Tuesday 26 September 2017

100 elite gardaí and soldiers in terror fight

The Rangers first became involved as a unit in peace enforcement missions overseas in Somalia in 1994 and have since served in missions in East Timor, Liberia, Chad and the Balkans
The Rangers first became involved as a unit in peace enforcement missions overseas in Somalia in 1994 and have since served in missions in East Timor, Liberia, Chad and the Balkans

Tom Brady and Paul Williams

Ireland has around 100 elite gardaí and soldiers who are adequately armed and trained to confront lethal terrorist groups like Islamic State (Isil).

The State's elite counter-terrorism units - comprising the Garda Emergency Response Unit (ERU) and the Army Ranger Wing (ARW) - have significantly increased their training to deal with the threat posed by jihadi fighters in the past year.

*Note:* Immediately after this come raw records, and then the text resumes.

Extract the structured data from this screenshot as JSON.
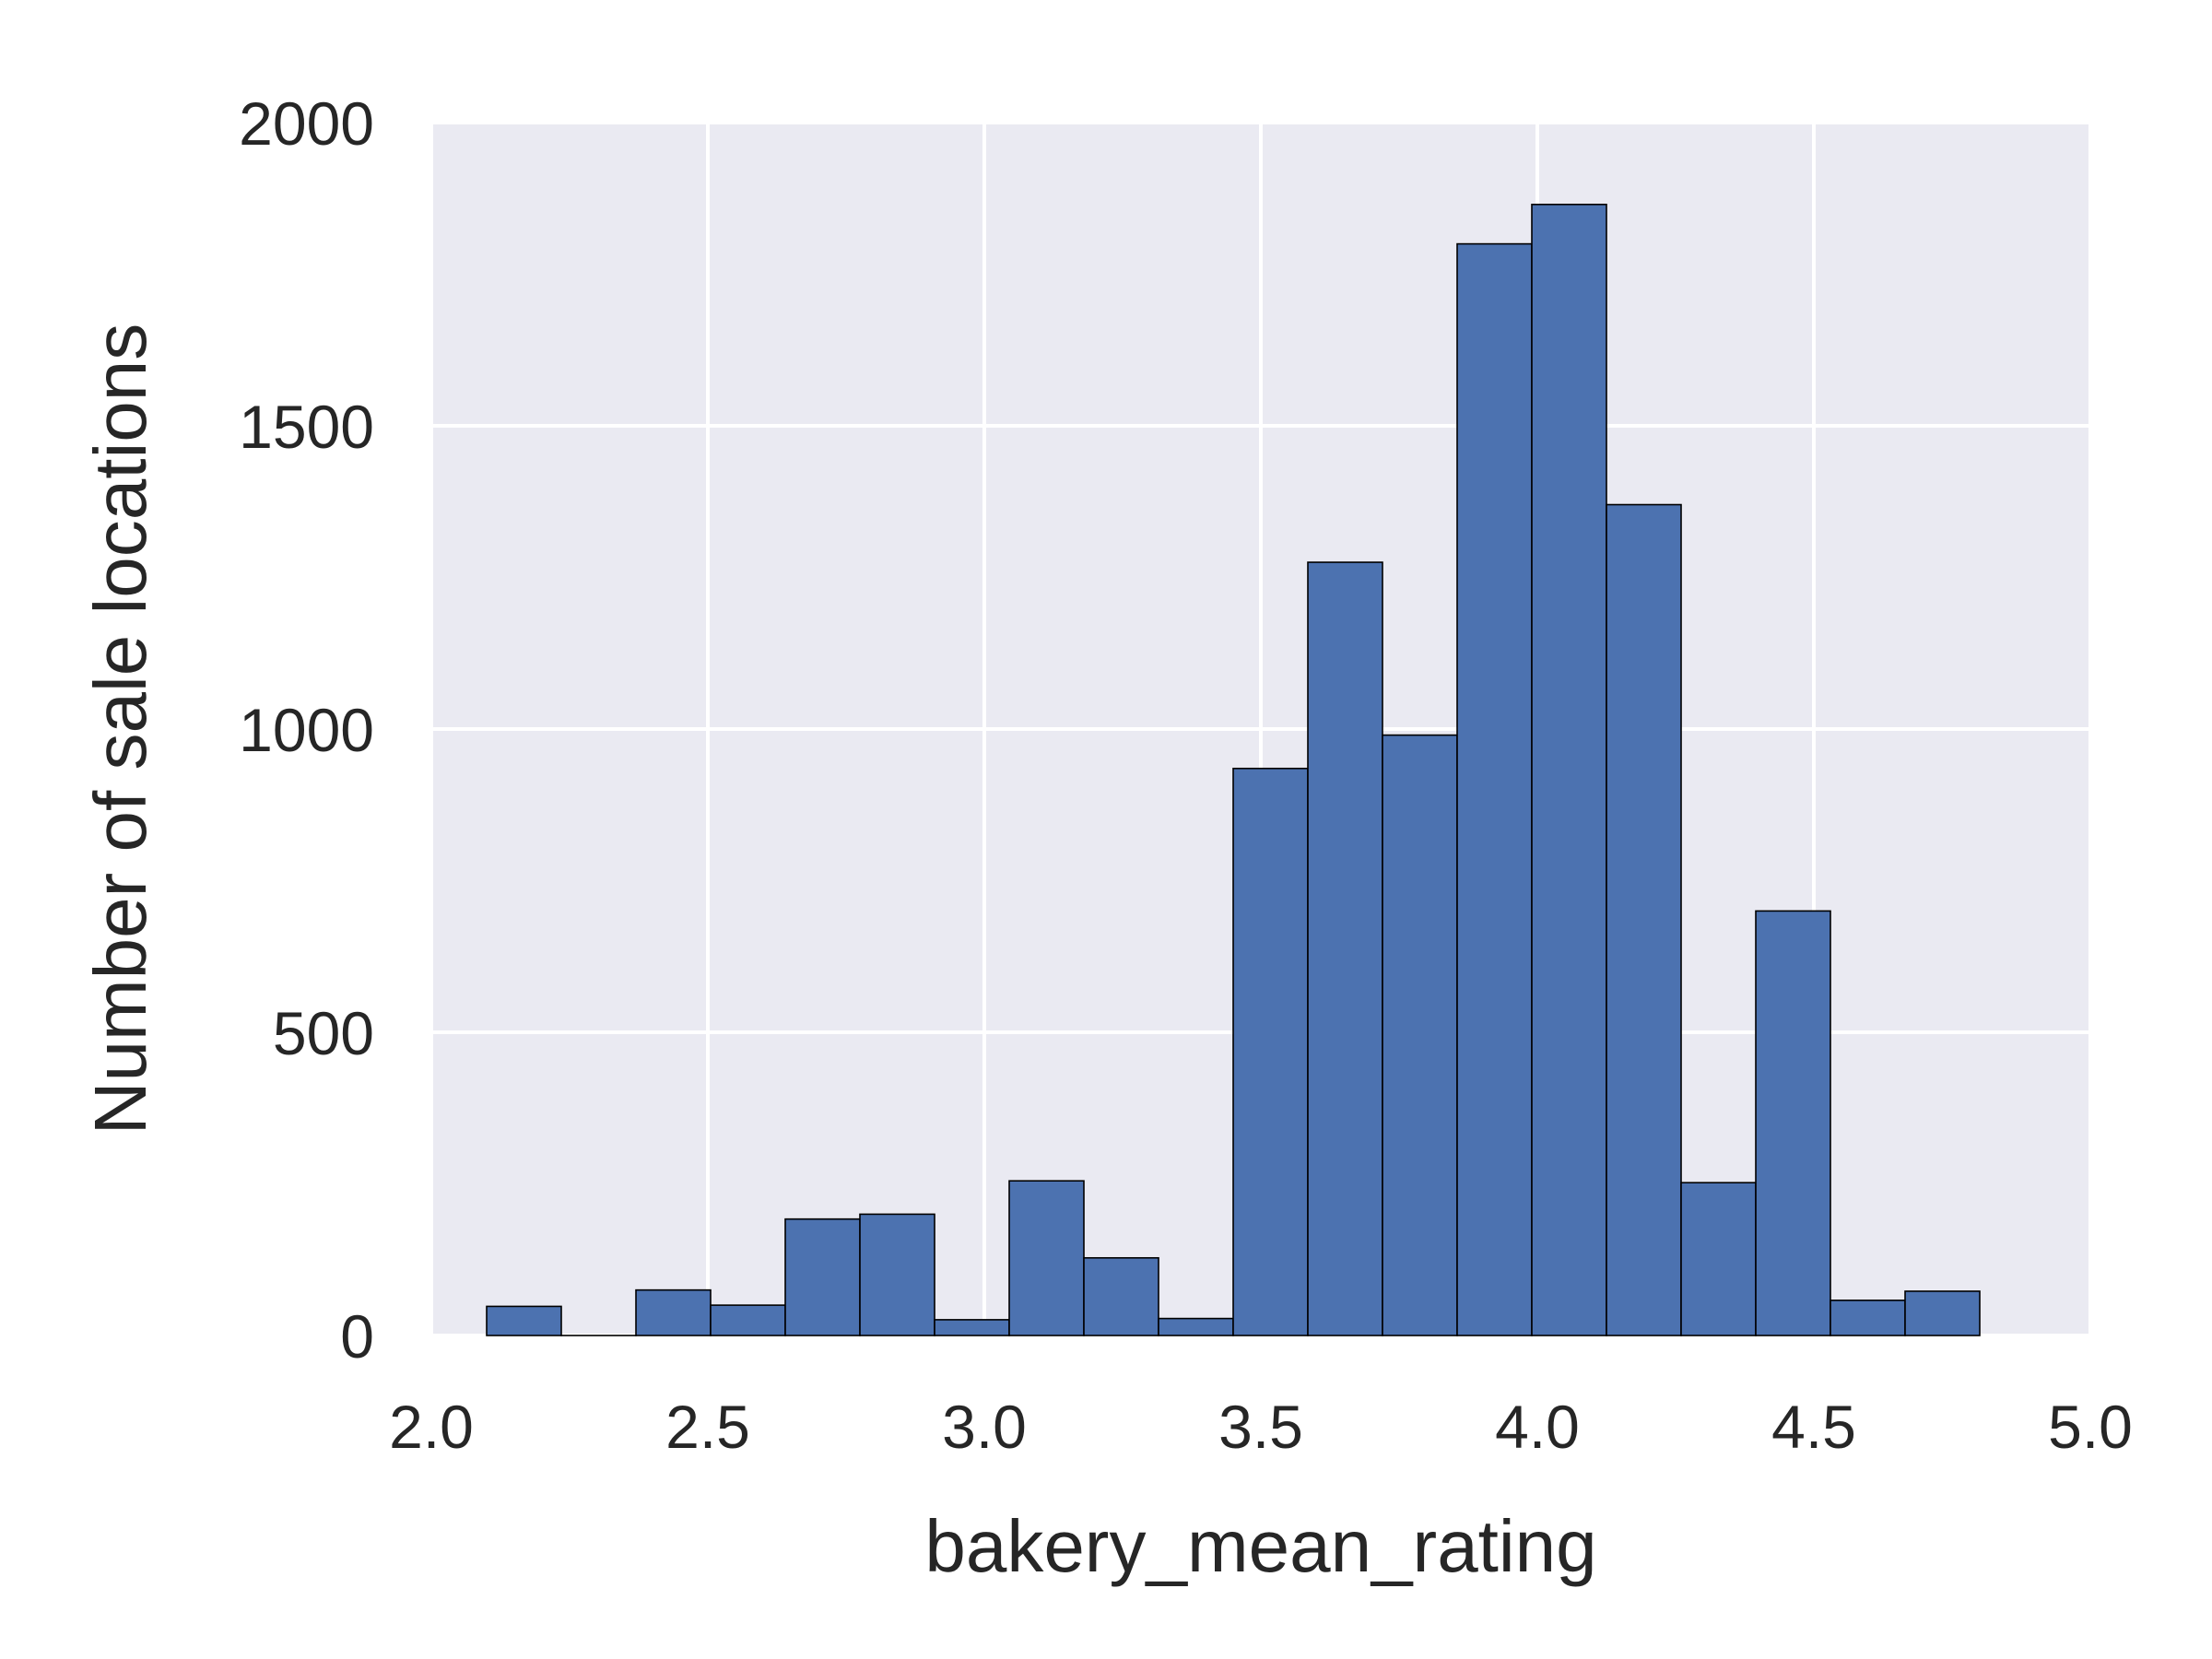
{
  "chart_data": {
    "type": "bar",
    "subtype": "histogram",
    "title": "",
    "xlabel": "bakery_mean_rating",
    "ylabel": "Number of sale locations",
    "xlim": [
      2.0,
      5.0
    ],
    "ylim": [
      0,
      2000
    ],
    "xticks": [
      "2.0",
      "2.5",
      "3.0",
      "3.5",
      "4.0",
      "4.5",
      "5.0"
    ],
    "yticks": [
      "0",
      "500",
      "1000",
      "1500",
      "2000"
    ],
    "grid": true,
    "bin_edges": [
      2.1,
      2.235,
      2.37,
      2.505,
      2.64,
      2.775,
      2.91,
      3.045,
      3.18,
      3.315,
      3.45,
      3.585,
      3.72,
      3.855,
      3.99,
      4.125,
      4.26,
      4.395,
      4.53,
      4.665,
      4.8
    ],
    "values": [
      48,
      0,
      75,
      50,
      192,
      200,
      26,
      255,
      128,
      28,
      935,
      1275,
      990,
      1800,
      1865,
      1370,
      252,
      700,
      58,
      73
    ],
    "colors": {
      "bar": "#4c72b0",
      "bar_edge": "#000000",
      "plot_background": "#eaeaf2",
      "grid": "#ffffff",
      "text": "#262626"
    }
  }
}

Their training programmes have recently been expanded, particularly since the threat level was increased early this year from "low" to "moderate", which means a terror attack in this country is possible but not likely.

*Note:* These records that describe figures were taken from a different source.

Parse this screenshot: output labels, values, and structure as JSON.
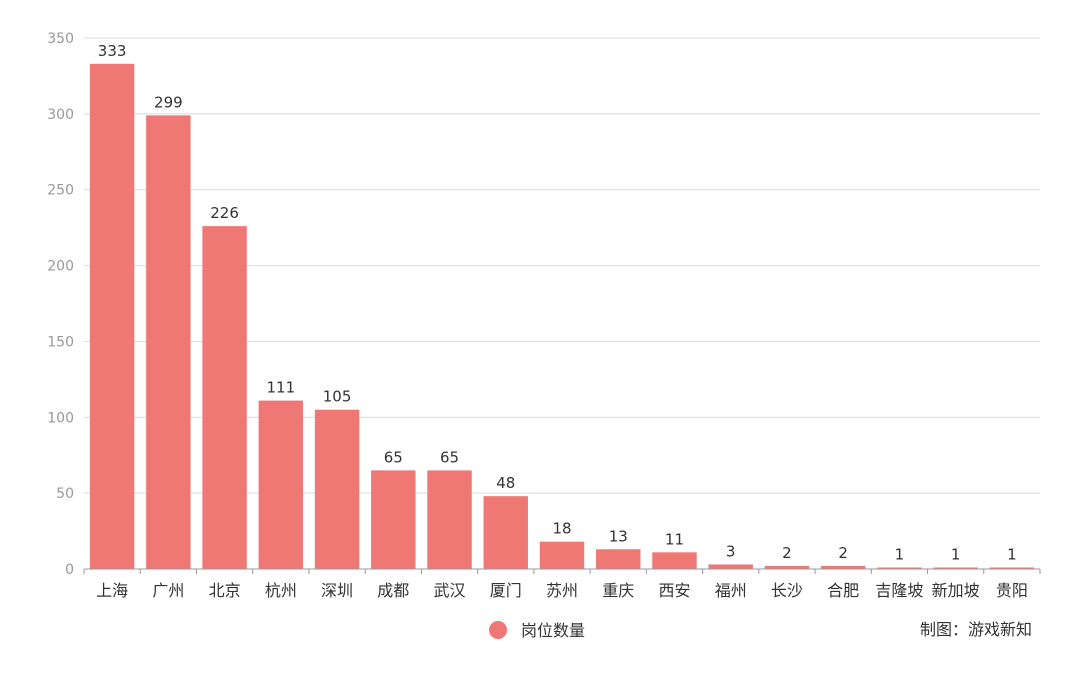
{
  "chart_data": {
    "type": "bar",
    "categories": [
      "上海",
      "广州",
      "北京",
      "杭州",
      "深圳",
      "成都",
      "武汉",
      "厦门",
      "苏州",
      "重庆",
      "西安",
      "福州",
      "长沙",
      "合肥",
      "吉隆坡",
      "新加坡",
      "贵阳"
    ],
    "series": [
      {
        "name": "岗位数量",
        "values": [
          333,
          299,
          226,
          111,
          105,
          65,
          65,
          48,
          18,
          13,
          11,
          3,
          2,
          2,
          1,
          1,
          1
        ]
      }
    ],
    "ylim": [
      0,
      350
    ],
    "yticks": [
      0,
      50,
      100,
      150,
      200,
      250,
      300,
      350
    ],
    "grid": true,
    "legend_position": "bottom-center",
    "bar_color": "#EF7874",
    "credit": "制图：游戏新知"
  }
}
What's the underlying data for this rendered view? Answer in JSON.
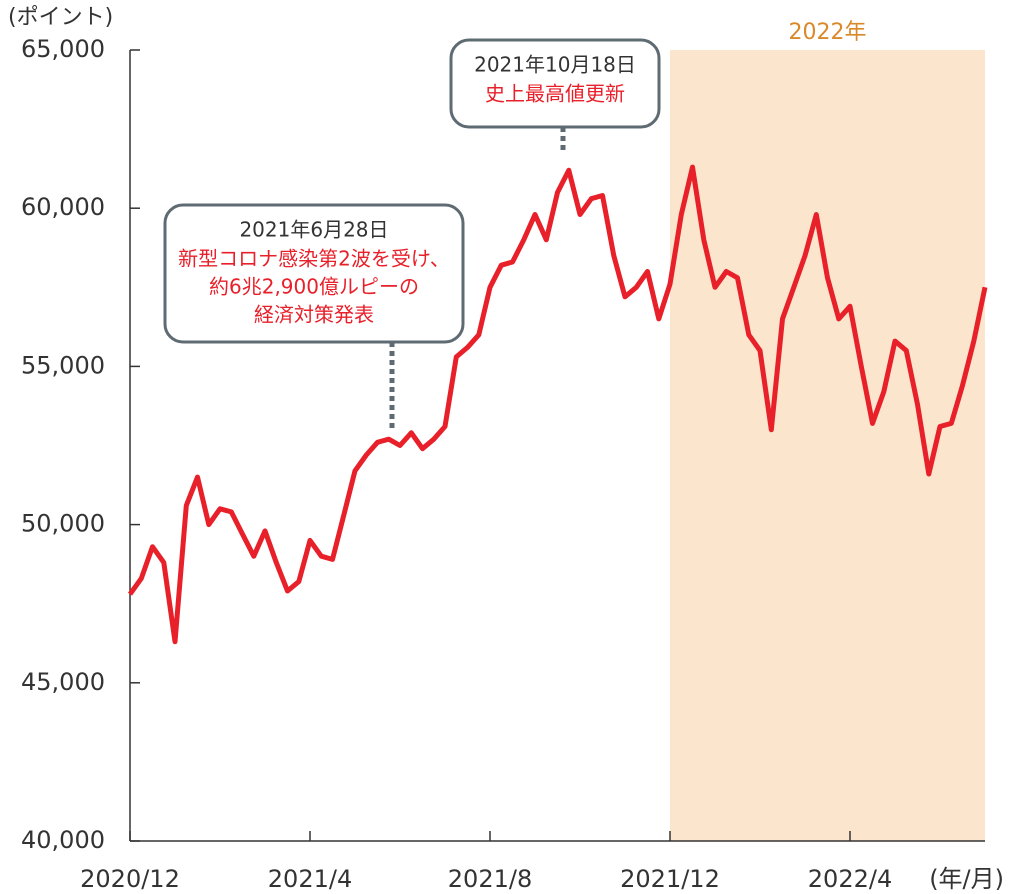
{
  "chart_data": {
    "type": "line",
    "y_axis_label": "(ポイント)",
    "x_axis_label": "(年/月)",
    "categories": [
      "2020/12",
      null,
      null,
      null,
      null,
      null,
      null,
      null,
      null,
      null,
      null,
      null,
      null,
      null,
      null,
      null,
      "2021/4",
      null,
      null,
      null,
      null,
      null,
      null,
      null,
      null,
      null,
      null,
      null,
      null,
      null,
      null,
      null,
      "2021/8",
      null,
      null,
      null,
      null,
      null,
      null,
      null,
      null,
      null,
      null,
      null,
      null,
      null,
      null,
      null,
      "2021/12",
      null,
      null,
      null,
      null,
      null,
      null,
      null,
      null,
      null,
      null,
      null,
      null,
      null,
      null,
      null,
      "2022/4",
      null,
      null,
      null,
      null,
      null,
      null,
      null,
      null,
      null,
      null,
      null,
      null
    ],
    "series": [
      {
        "color": "#e8202a",
        "values": [
          47800,
          48300,
          49300,
          48800,
          46300,
          50600,
          51500,
          50000,
          50500,
          50400,
          49700,
          49000,
          49800,
          48800,
          47900,
          48200,
          49500,
          49000,
          48900,
          50300,
          51700,
          52200,
          52600,
          52700,
          52500,
          52900,
          52400,
          52700,
          53100,
          55300,
          55600,
          56000,
          57500,
          58200,
          58300,
          59000,
          59800,
          59000,
          60500,
          61200,
          59800,
          60300,
          60400,
          58500,
          57200,
          57500,
          58000,
          56500,
          57600,
          59800,
          61300,
          59000,
          57500,
          58000,
          57800,
          56000,
          55500,
          53000,
          56500,
          57500,
          58500,
          59800,
          57800,
          56500,
          56900,
          55000,
          53200,
          54200,
          55800,
          55500,
          53800,
          51600,
          53100,
          53200,
          54400,
          55800,
          57500
        ]
      }
    ],
    "ylim": [
      40000,
      65000
    ],
    "yticks": [
      {
        "value": 40000,
        "label": "40,000"
      },
      {
        "value": 45000,
        "label": "45,000"
      },
      {
        "value": 50000,
        "label": "50,000"
      },
      {
        "value": 55000,
        "label": "55,000"
      },
      {
        "value": 60000,
        "label": "60,000"
      },
      {
        "value": 65000,
        "label": "65,000"
      }
    ],
    "shaded_region": {
      "label": "2022年",
      "from": "2021/12",
      "color": "#fbe5cc",
      "label_color": "#d9892a"
    },
    "annotations": [
      {
        "date": "2021年6月28日",
        "text": [
          "新型コロナ感染第2波を受け、",
          "約6兆2,900億ルピーの",
          "経済対策発表"
        ]
      },
      {
        "date": "2021年10月18日",
        "text": [
          "史上最高値更新"
        ]
      }
    ]
  }
}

Both the ERU and ARW are specially trained in hostage rescue operations, close protection and intelligence gathering, which the Rangers refer to as their 'black role'.

However, the number of troops in the ARW commando unit is understood to have halved in recent years, as the overall strength and structure of the Defence Forces were shrunk by budget cuts. Members of the ERU have trained overseas with the French, Dutch, Germans and Finns.